De la narration empêchée à la vie narrative

Le 25 mars dernier lors de la journée consacrée au Récit, j'ai abordé les changements importants survenus ces deux ou trois dernières décennies, dans le champ sanitaire, social et médico-social, et le "malaise" palpable qui s'est installé dans les institutions. Cela avait eu un certain écho et suscité quelques témoignages et des échanges, à partir des expériences de chacun(e). Jeremy Salvadero considérait que nous n'avions pas trop à nous inquiéter pour les temps à venir puisque nous pouvions compter sur le symptôme. Philippe Lacadée disait qu'il était préférable de s'apposer, plutôt que de s'opposer. Un "a" plutôt qu'un "o", un petit a sans doute... Jean-Louis Sous a dit : "Résistance...". Il a été écrit que "résister c'est créer". Mais comment résister ? Nous pourrions dire aussi détourner, déjouer, voire fissurer comme le propose François Jullien... Je laisse là toutes ces enjeux importants, peut-être y reviendrons-nous plus tard.

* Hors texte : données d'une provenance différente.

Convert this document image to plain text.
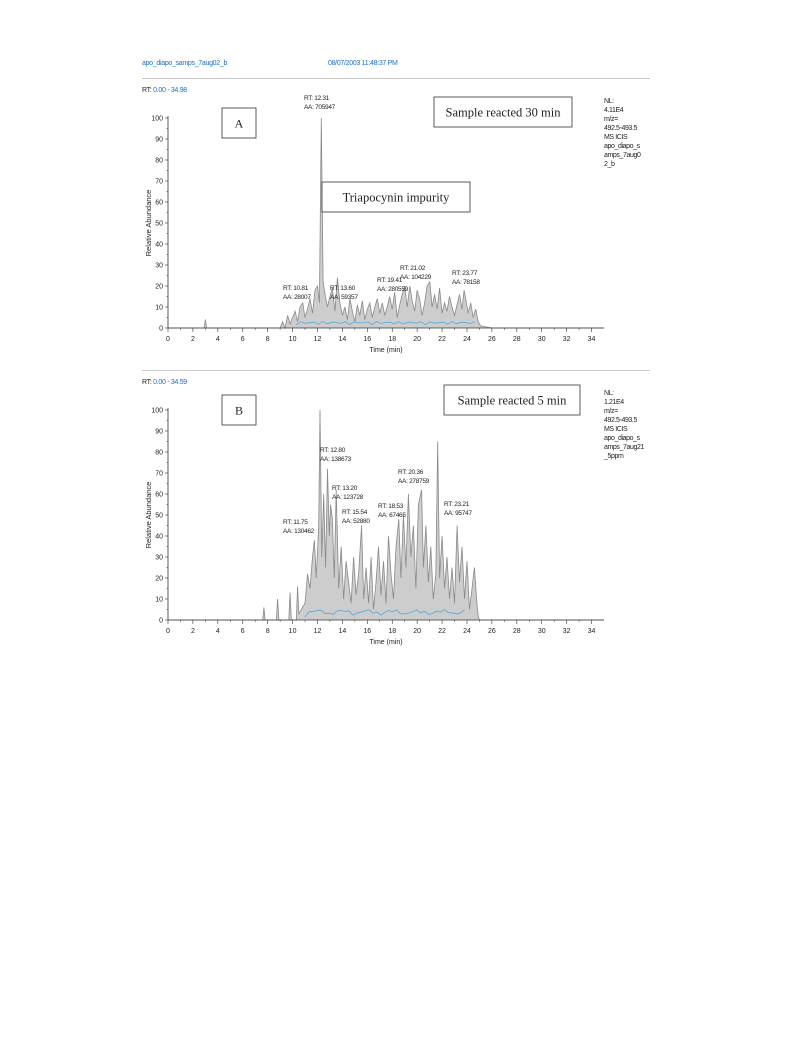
apo_diapo_samps_7aug02_b	08/07/2003 11:48:37 PM
RT: 0.00 - 34.98
0
10
20
30
40
50
60
70
80
90
100
0	2	4	6	8	10 12 14 16 18 20 22 24 26 28 30 32 34
Time (min)
Relative Abundance
A
Sample reacted 30 min
Triapocynin impurity
RT: 10.81
AA: 28007
RT: 12.31
AA: 705947
RT: 13.60
AA: 59357
RT: 19.41
AA: 280559
RT: 21.02
AA: 104229
RT: 23.77
AA: 78158
NL:
4.11E4
m/z=
492.5-493.5
MS ICIS
apo_diapo_s
amps_7aug0
2_b
RT: 0.00 - 34.59
0
10
20
30
40
50
60
70
80
90
100
0	2	4	6	8	10 12 14 16 18 20 22 24 26 28 30 32 34
Time (min)
Relative Abundance
B
Sample reacted 5 min
RT: 11.75
AA: 130462
RT: 12.80
AA: 138673
RT: 13.20
AA: 123728
RT: 15.54
AA: 52880
RT: 18.53
AA: 67465
RT: 20.36
AA: 278759
RT: 23.21
AA: 95747
NL:
1.21E4
m/z=
492.5-493.5
MS ICIS
apo_diapo_s
amps_7aug21
_5ppm
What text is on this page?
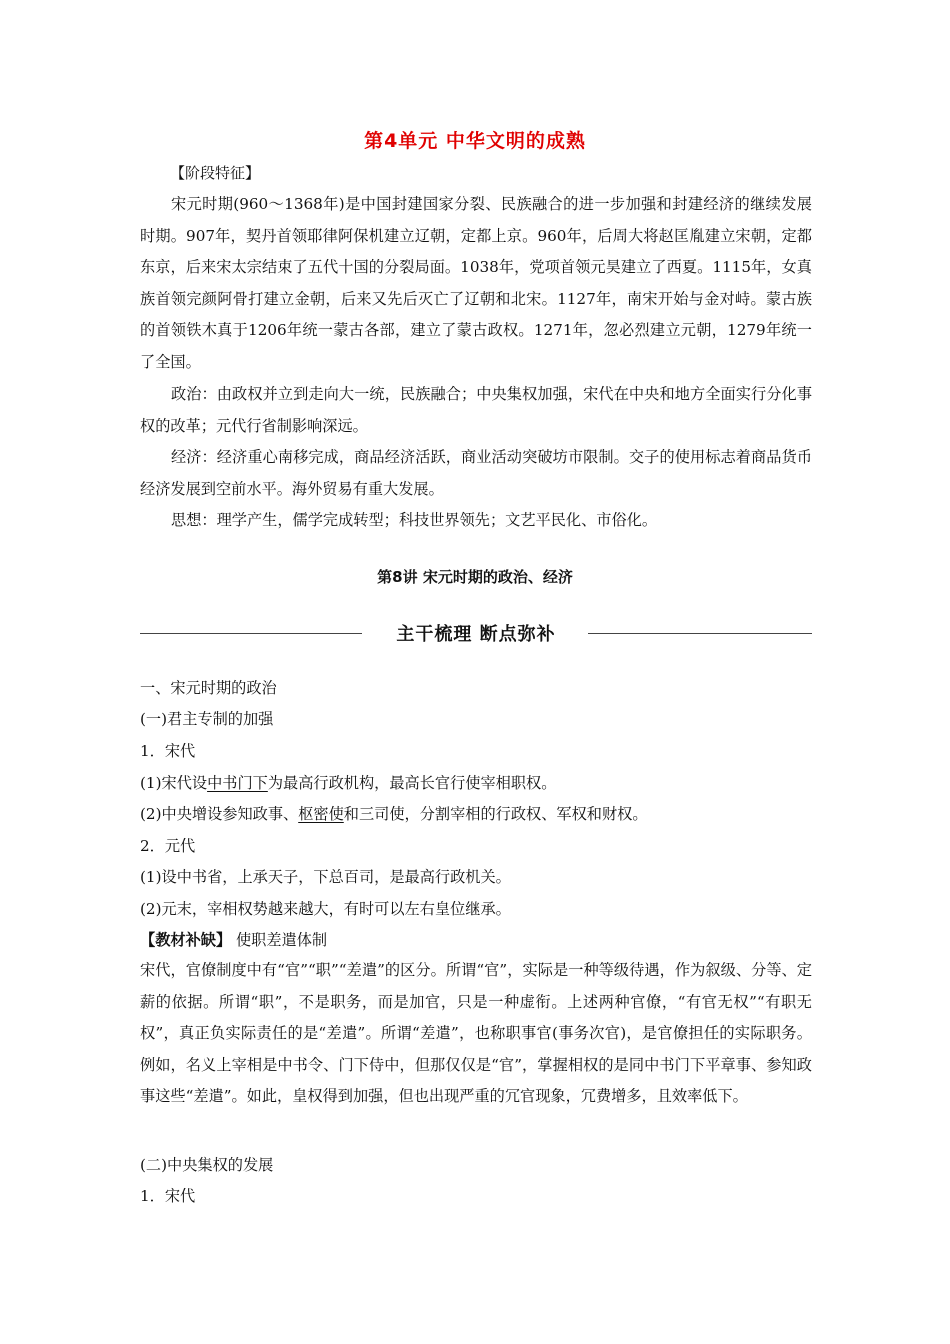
第4单元 中华文明的成熟
【阶段特征】

宋元时期(960～1368年)是中国封建国家分裂、民族融合的进一步加强和封建经济的继续发展时期。907年，契丹首领耶律阿保机建立辽朝，定都上京。960年，后周大将赵匡胤建立宋朝，定都东京，后来宋太宗结束了五代十国的分裂局面。1038年，党项首领元昊建立了西夏。1115年，女真族首领完颜阿骨打建立金朝，后来又先后灭亡了辽朝和北宋。1127年，南宋开始与金对峙。蒙古族的首领铁木真于1206年统一蒙古各部，建立了蒙古政权。1271年，忽必烈建立元朝，1279年统一了全国。

政治：由政权并立到走向大一统，民族融合；中央集权加强，宋代在中央和地方全面实行分化事权的改革；元代行省制影响深远。

经济：经济重心南移完成，商品经济活跃，商业活动突破坊市限制。交子的使用标志着商品货币经济发展到空前水平。海外贸易有重大发展。

思想：理学产生，儒学完成转型；科技世界领先；文艺平民化、市俗化。

第8讲 宋元时期的政治、经济
主干梳理 断点弥补
一、宋元时期的政治
(一)君主专制的加强
1．宋代
(1)宋代设中书门下为最高行政机构，最高长官行使宰相职权。
(2)中央增设参知政事、枢密使和三司使，分割宰相的行政权、军权和财权。
2．元代
(1)设中书省，上承天子，下总百司，是最高行政机关。
(2)元末，宰相权势越来越大，有时可以左右皇位继承。
【教材补缺】 使职差遣体制

宋代，官僚制度中有“官”“职”“差遣”的区分。所谓“官”，实际是一种等级待遇，作为叙级、分等、定薪的依据。所谓“职”，不是职务，而是加官，只是一种虚衔。上述两种官僚，“有官无权”“有职无权”，真正负实际责任的是“差遣”。所谓“差遣”，也称职事官(事务次官)，是官僚担任的实际职务。例如，名义上宰相是中书令、门下侍中，但那仅仅是“官”，掌握相权的是同中书门下平章事、参知政事这些“差遣”。如此，皇权得到加强，但也出现严重的冗官现象，冗费增多，且效率低下。

(二)中央集权的发展
1．宋代
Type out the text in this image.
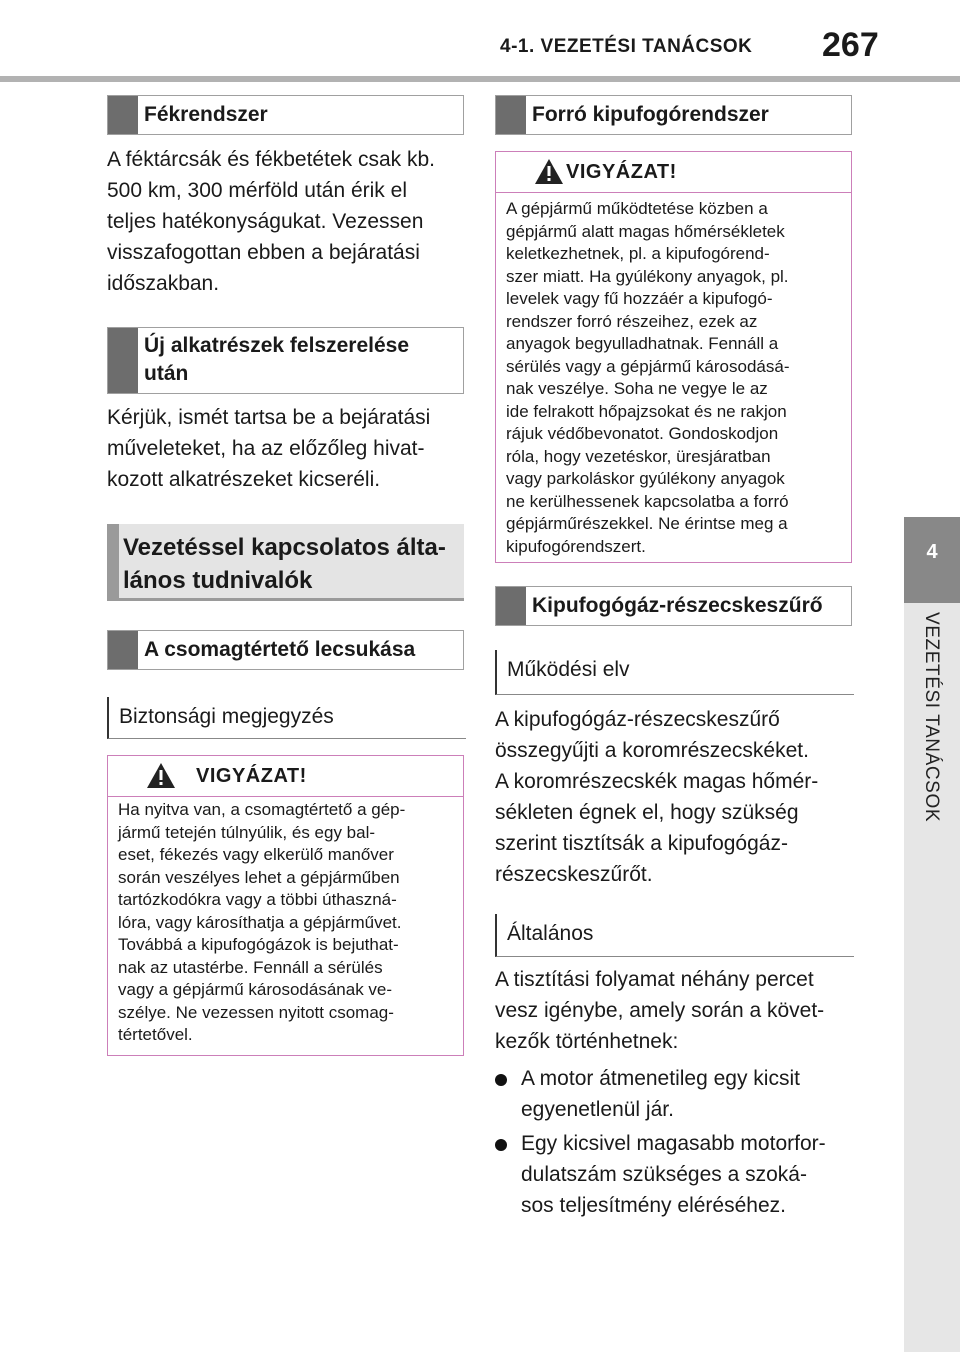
4-1. VEZETÉSI TANÁCSOK 267
4
VEZETÉSI TANÁCSOK
Fékrendszer
A féktárcsák és fékbetétek csak kb.
500 km, 300 mérföld után érik el
teljes hatékonyságukat. Vezessen
visszafogottan ebben a bejáratási
időszakban.
Új alkatrészek felszerelése
után
Kérjük, ismét tartsa be a bejáratási
műveleteket, ha az előzőleg hivat-
kozott alkatrészeket kicseréli.
Vezetéssel kapcsolatos álta-
lános tudnivalók
A csomagtértető lecsukása
Biztonsági megjegyzés
VIGYÁZAT!
Ha nyitva van, a csomagtértető a gép-
jármű tetején túlnyúlik, és egy bal-
eset, fékezés vagy elkerülő manőver
során veszélyes lehet a gépjárműben
tartózkodókra vagy a többi úthaszná-
lóra, vagy károsíthatja a gépjárművet.
Továbbá a kipufogógázok is bejuthat-
nak az utastérbe. Fennáll a sérülés
vagy a gépjármű károsodásának ve-
szélye. Ne vezessen nyitott csomag-
tértetővel.
Forró kipufogórendszer
VIGYÁZAT!
A gépjármű működtetése közben a
gépjármű alatt magas hőmérsékletek
keletkezhetnek, pl. a kipufogórend-
szer miatt. Ha gyúlékony anyagok, pl.
levelek vagy fű hozzáér a kipufogó-
rendszer forró részeihez, ezek az
anyagok begyulladhatnak. Fennáll a
sérülés vagy a gépjármű károsodásá-
nak veszélye. Soha ne vegye le az
ide felrakott hőpajzsokat és ne rakjon
rájuk védőbevonatot. Gondoskodjon
róla, hogy vezetéskor, üresjáratban
vagy parkoláskor gyúlékony anyagok
ne kerülhessenek kapcsolatba a forró
gépjárműrészekkel. Ne érintse meg a
kipufogórendszert.
Kipufogógáz-részecskeszűrő
Működési elv
A kipufogógáz-részecskeszűrő
összegyűjti a koromrészecskéket.
A koromrészecskék magas hőmér-
sékleten égnek el, hogy szükség
szerint tisztítsák a kipufogógáz-
részecskeszűrőt.
Általános
A tisztítási folyamat néhány percet
vesz igénybe, amely során a követ-
kezők történhetnek:
A motor átmenetileg egy kicsit
egyenetlenül jár.
Egy kicsivel magasabb motorfor-
dulatszám szükséges a szoká-
sos teljesítmény eléréséhez.
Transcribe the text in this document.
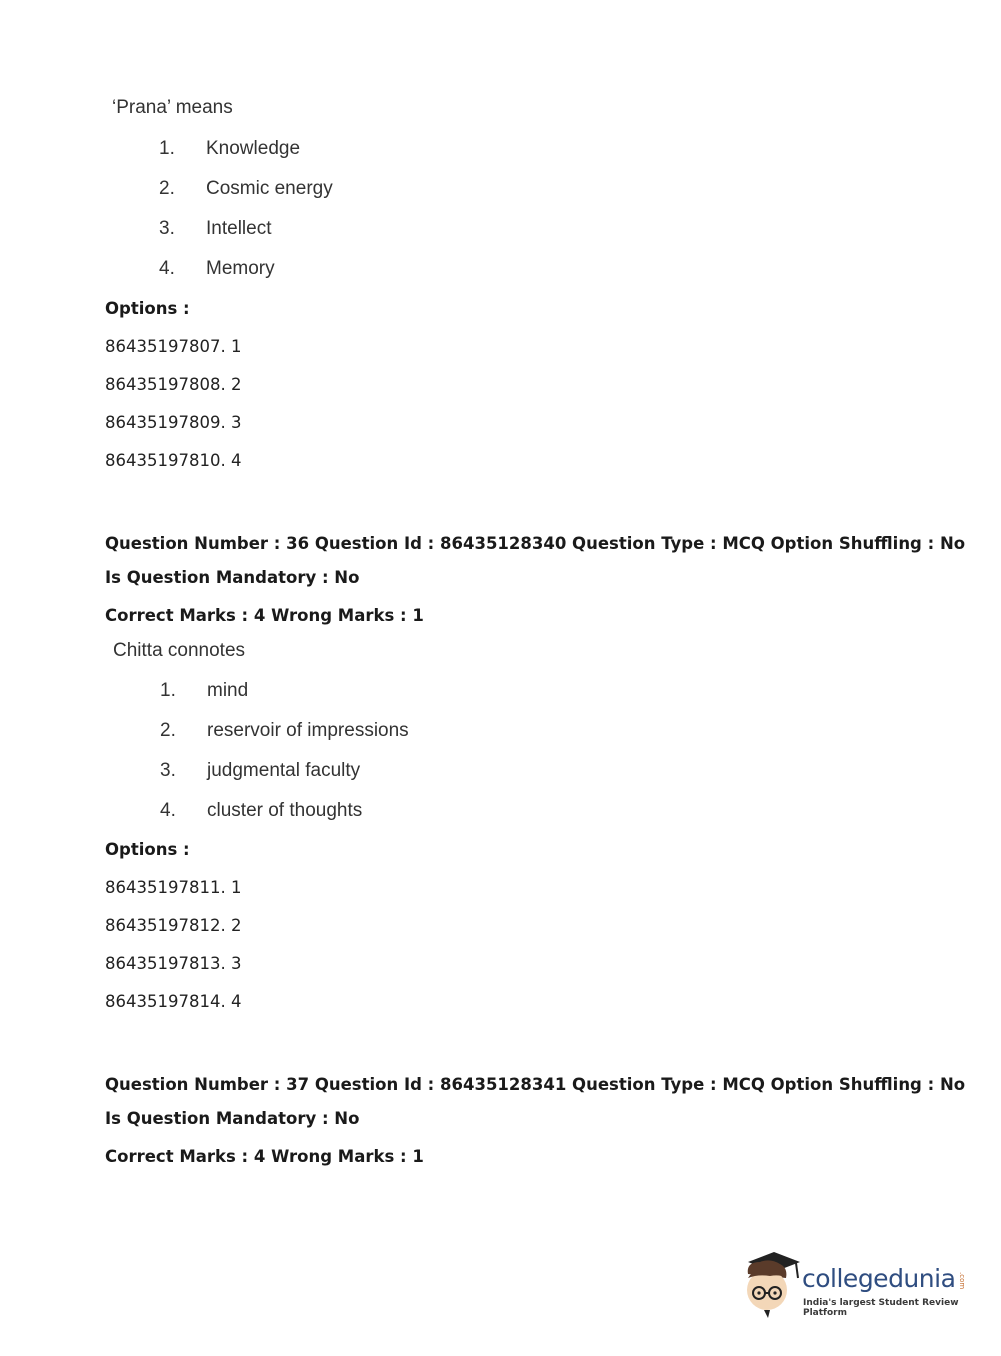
‘Prana’ means
1. Knowledge
2. Cosmic energy
3. Intellect
4. Memory
Options :
86435197807. 1
86435197808. 2
86435197809. 3
86435197810. 4
Question Number : 36 Question Id : 86435128340 Question Type : MCQ Option Shuffling : No
Is Question Mandatory : No
Correct Marks : 4 Wrong Marks : 1
Chitta connotes
1. mind
2. reservoir of impressions
3. judgmental faculty
4. cluster of thoughts
Options :
86435197811. 1
86435197812. 2
86435197813. 3
86435197814. 4
Question Number : 37 Question Id : 86435128341 Question Type : MCQ Option Shuffling : No
Is Question Mandatory : No
Correct Marks : 4 Wrong Marks : 1
collegedunia .com
India's largest Student Review Platform
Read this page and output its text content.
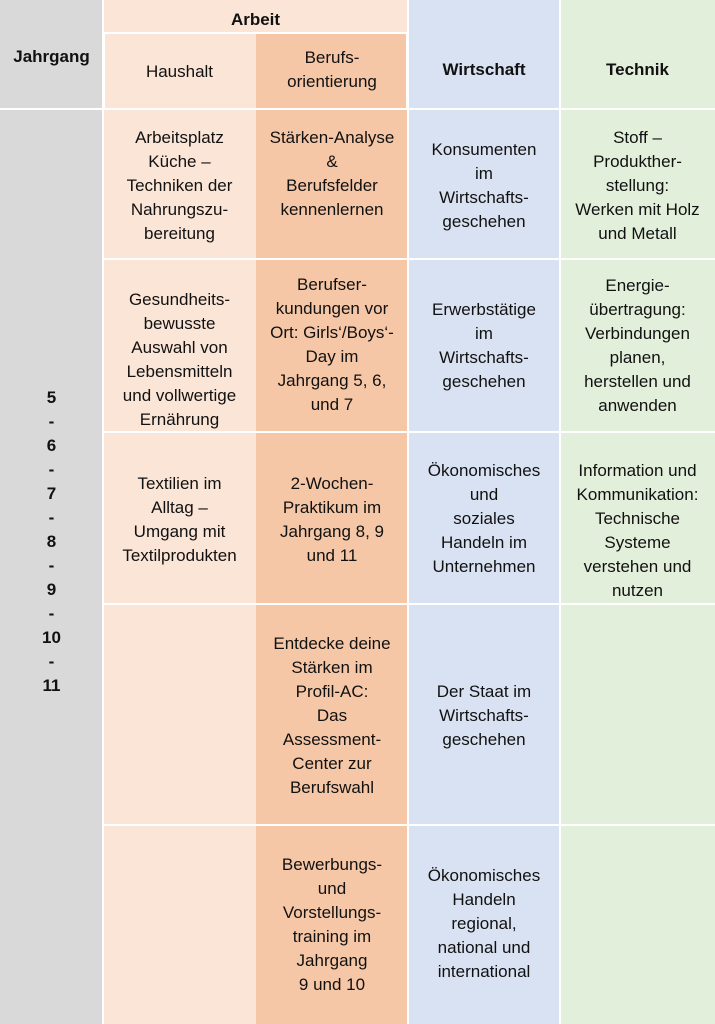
Arbeit
Jahrgang
Haushalt
Berufs-
orientierung
Wirtschaft	Technik
5
-
6
-
7
-
8
-
9
-
10
-
11
Arbeitsplatz
Küche –
Techniken der
Nahrungszu-
bereitung
Stärken-Analyse
&
Berufsfelder
kennenlernen
Konsumenten
im
Wirtschafts-
geschehen
Stoff –
Produkther-
stellung:
Werken mit Holz
und Metall
Gesundheits-
bewusste
Auswahl von
Lebensmitteln
und vollwertige
Ernährung
Berufser-
kundungen vor
Ort: Girls‘/Boys‘-
Day im
Jahrgang 5, 6,
und 7
Erwerbstätige
im
Wirtschafts-
geschehen
Energie-
übertragung:
Verbindungen
planen,
herstellen und
anwenden
Textilien im
Alltag –
Umgang mit
Textilprodukten
2-Wochen-
Praktikum im
Jahrgang 8, 9
und 11
Ökonomisches
und
soziales
Handeln im
Unternehmen
Information und
Kommunikation:
Technische
Systeme
verstehen und
nutzen
Entdecke deine
Stärken im
Profil-AC:
Das
Assessment-
Center zur
Berufswahl
Der Staat im
Wirtschafts-
geschehen
Bewerbungs-
und
Vorstellungs-
training im
Jahrgang
9 und 10
Ökonomisches
Handeln
regional,
national und
international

Aujourd'hui c'est à d'autres lieux que je voudrais porter attention, des lieux différents, en décalage, sans pour autant considérer qu'ils soient totalement hermétiques ou coupés du monde. La vie narrative peut s'y déployer, peut encore s'y déployer, à certaines conditions ou à partir de certaines règles, dans un certain type d'organisation, voyons ça.

La pratique analytique Dans la cure...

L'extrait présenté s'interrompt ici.